The wine reminded me of some of the better whites I tasted on a recent trip to Languedoc and Roussillon, especially the citrus notes that seem to be a hallmark of the grapes that are preferred in the South of France. Most of them were not presently being imported to Canada, or if they were, only to Quebec where consumer tastes are more adventurous, at least with French wines.

They were also, almost always, a little more expensive, or so I guessed by doing some rough math based on their price “at the cellar door”. This was doubly discouraging, and not just because it would be nice for my wine budget if there were more high-quality wines available at $20 than $30.

The problem with a $30 bottle of wine for sale in most parts of Canada (I mean the parts with government-controlled liquor monopoly retailers) is a marketing one. It’s not that Canadian consumers won’t take a chance on a $30 bottle of wine, it’s that to do so usually means taking a chance on a $450 case of wine.

Like any big retailer, the provincial liquor monopolies like to deal in big volumes, or at least high returns. Small producers making craft wines that would cost about $30 CAD often do not have enough wine to sell broadly through these inventory systems. And even if they did, it might not be in their interest to send a great percentage of their product into a system into which they have little if any control in terms of marketing, let alone terms of payment.

Craft wines at this price point are more often than not sold directly by the case through importing agents. But here’s the problem: the agents are bound in jurisdictions like Ontario to sell the wine in the configuration it came in. Some wines, especially if they are very expensive, come in half cases of six, but most are packaged in the global standard cardboard box of twelve.

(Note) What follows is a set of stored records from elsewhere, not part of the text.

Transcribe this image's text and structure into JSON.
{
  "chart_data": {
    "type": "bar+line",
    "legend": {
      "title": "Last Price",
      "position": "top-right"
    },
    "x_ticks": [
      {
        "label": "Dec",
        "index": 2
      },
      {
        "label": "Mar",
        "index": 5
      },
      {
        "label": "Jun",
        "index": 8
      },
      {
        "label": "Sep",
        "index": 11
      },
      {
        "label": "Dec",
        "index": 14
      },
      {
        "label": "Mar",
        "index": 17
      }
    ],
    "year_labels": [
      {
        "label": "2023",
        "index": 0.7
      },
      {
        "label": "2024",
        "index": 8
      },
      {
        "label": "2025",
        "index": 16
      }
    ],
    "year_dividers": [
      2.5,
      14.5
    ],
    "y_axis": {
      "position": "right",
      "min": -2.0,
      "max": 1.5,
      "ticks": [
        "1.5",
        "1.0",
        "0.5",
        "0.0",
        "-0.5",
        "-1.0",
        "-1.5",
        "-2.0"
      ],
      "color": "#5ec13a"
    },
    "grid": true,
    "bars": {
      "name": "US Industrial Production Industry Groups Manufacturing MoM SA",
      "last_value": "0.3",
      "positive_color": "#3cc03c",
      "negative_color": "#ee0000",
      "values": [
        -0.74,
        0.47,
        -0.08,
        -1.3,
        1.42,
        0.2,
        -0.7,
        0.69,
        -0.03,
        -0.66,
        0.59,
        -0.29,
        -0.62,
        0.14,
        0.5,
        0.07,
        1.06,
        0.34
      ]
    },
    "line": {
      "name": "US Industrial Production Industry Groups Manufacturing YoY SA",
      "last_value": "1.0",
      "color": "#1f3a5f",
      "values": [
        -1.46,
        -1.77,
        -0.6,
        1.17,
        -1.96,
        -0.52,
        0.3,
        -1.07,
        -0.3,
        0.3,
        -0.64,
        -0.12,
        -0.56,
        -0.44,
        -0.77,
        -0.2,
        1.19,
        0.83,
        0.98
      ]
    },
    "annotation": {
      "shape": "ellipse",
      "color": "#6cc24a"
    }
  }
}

As a consumer, if I spot a $30 wine I might like on the website of an agent, I am forced to make a commitment of $360 for a case, plus HST, plus any bottle deposit and shipping charges. The 13 percent tax on the service alone pushes the price past $400.

I would like to think that I am a pretty sophisticated wine consumer, with a broad knowledge of what gets offered at market. But I have more than once bought a case of wine that looked promising on the screen but turned out not to be to my taste. The first bottle, opened when the wine arrived, was disappointing. The other eleven were downright infuriating.

Back at the Hay Deli, there were no such problems. The stockists can calibrate their selection based on what they’d like to sell (organic, small producers) and what they think their customers might like, at any price. This is why, with only a couple dozen different wines, the deli’s selection is more interesting than the big box monopoly store I shop in in Toronto.

It’s also why the bottle shops in Toronto, which opened up during COVID and operate in a grey legal zone, continue to be popular even though they charge restaurant level mark-ups. Consumers know that it’s better to overpay once than twelve times in a row. Wouldn’t it be nice if they could buy those wines at a wholesale price and charge $20, $30, or however much one bottle at a time?